What is the difference between these two approaches? I don't quite see the advantage of using require over a link (unless that works locally per component I guess?). Are there any advantages in using one over the other?

回答1:

Require approach:

  • bundled by webpack
  • some libraries may not bundle out-of-the-box and may need extra configuration
  • you can do various tricks like extracting all your CSS to one file
  • OTH you can decide not to split them to separate file, you can have all your CSS and JS in 1 file (very handy setup for development)
  • webpack can inline images into CSS and then into JS
  • hot reload of CSS should work in this approach (not useful for libraries)
  • big CSS like libs make the webpack dev server works slow as it have to rebuild them every time

Link approach:

  • not touched by webpack
  • can be served from external CDN on condition that you don't need to serve it from your server
  • not flexible
  • it just works

Webpack approach gives you much more flexibility and possibilities - it's very good for your code.

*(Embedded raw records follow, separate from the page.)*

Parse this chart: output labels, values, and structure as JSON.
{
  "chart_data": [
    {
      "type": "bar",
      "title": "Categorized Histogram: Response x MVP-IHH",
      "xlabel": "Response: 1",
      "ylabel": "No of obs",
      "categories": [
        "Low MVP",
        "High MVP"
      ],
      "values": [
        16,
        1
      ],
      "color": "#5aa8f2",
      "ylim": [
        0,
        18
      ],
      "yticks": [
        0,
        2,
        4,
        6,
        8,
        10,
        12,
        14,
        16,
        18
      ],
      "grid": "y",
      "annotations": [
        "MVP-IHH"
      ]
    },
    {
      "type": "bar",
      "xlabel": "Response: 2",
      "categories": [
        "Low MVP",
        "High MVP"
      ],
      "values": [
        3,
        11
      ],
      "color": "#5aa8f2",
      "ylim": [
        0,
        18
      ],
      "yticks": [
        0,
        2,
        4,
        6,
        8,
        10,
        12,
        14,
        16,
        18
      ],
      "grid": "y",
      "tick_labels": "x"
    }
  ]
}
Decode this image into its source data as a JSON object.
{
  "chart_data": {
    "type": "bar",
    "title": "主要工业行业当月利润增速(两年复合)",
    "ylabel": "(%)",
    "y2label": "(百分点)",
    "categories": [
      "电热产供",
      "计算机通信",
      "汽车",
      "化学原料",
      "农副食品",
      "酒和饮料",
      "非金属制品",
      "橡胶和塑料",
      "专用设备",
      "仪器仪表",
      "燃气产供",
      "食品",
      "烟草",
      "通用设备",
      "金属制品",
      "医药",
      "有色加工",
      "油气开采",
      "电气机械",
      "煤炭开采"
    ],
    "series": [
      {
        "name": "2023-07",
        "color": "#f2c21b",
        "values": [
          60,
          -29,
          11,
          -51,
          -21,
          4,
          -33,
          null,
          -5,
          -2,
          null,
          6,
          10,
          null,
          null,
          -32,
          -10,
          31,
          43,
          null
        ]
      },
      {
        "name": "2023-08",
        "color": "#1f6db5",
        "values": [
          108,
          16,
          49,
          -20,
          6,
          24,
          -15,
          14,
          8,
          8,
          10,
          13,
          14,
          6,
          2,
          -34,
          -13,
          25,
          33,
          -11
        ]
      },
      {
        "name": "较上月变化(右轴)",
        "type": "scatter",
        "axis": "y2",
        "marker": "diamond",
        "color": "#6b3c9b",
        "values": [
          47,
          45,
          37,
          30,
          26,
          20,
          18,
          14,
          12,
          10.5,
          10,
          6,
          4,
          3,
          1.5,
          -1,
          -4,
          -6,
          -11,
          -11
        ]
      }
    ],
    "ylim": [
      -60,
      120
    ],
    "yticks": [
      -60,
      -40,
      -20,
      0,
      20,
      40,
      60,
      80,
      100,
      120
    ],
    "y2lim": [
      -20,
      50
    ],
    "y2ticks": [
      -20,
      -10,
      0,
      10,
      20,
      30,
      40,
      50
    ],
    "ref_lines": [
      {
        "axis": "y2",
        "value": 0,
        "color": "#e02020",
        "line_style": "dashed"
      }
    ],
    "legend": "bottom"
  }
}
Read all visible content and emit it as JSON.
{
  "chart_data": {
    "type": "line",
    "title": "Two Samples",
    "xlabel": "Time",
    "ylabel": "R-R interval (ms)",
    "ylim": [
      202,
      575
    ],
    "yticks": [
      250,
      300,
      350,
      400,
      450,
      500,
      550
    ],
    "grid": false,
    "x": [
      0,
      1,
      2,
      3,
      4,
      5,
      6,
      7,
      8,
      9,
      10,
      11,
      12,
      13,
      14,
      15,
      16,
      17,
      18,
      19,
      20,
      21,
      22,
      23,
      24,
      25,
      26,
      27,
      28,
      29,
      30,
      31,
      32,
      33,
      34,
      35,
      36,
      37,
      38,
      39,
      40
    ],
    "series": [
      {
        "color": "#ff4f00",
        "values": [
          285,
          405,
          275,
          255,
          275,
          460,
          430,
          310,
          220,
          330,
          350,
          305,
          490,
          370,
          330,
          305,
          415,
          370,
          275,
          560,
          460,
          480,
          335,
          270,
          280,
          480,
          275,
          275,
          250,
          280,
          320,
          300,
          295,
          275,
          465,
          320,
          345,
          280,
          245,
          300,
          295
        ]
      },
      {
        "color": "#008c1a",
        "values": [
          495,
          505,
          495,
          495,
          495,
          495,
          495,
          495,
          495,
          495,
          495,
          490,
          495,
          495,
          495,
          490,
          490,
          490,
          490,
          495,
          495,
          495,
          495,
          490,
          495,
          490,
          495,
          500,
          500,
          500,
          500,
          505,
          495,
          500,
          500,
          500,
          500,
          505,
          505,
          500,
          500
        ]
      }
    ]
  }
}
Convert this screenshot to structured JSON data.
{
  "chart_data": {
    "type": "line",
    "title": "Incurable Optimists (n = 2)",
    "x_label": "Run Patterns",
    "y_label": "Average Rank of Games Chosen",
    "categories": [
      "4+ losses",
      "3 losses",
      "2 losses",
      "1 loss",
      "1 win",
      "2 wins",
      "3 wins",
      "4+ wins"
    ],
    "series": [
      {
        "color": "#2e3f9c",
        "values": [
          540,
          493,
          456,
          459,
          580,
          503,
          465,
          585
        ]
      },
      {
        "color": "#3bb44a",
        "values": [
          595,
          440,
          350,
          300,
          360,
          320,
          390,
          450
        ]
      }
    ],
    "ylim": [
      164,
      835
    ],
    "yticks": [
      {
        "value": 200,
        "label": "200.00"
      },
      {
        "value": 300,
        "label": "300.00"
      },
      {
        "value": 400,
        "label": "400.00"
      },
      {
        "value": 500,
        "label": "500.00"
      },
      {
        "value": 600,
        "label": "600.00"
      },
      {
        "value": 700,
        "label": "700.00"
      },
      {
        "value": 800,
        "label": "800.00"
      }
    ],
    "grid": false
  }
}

I think my rule of a thumb would be not to bundle libraries if you don't have to, unless there is a reason for this as you pay with build time and sometimes extra configuration.



回答2:

In the first, the stylesheet is bundled by webpack into the file downloaded by the browser, and in the second, the browser is retrieving the stylesheet from the server directly.

Bundling your stylesheets using webpack's version of require assures that they are downloaded to the browser in one request (along with all the other assets your page requires to render) rather than downloading it as a separate server request. This reduces network traffic and speeds page rendering.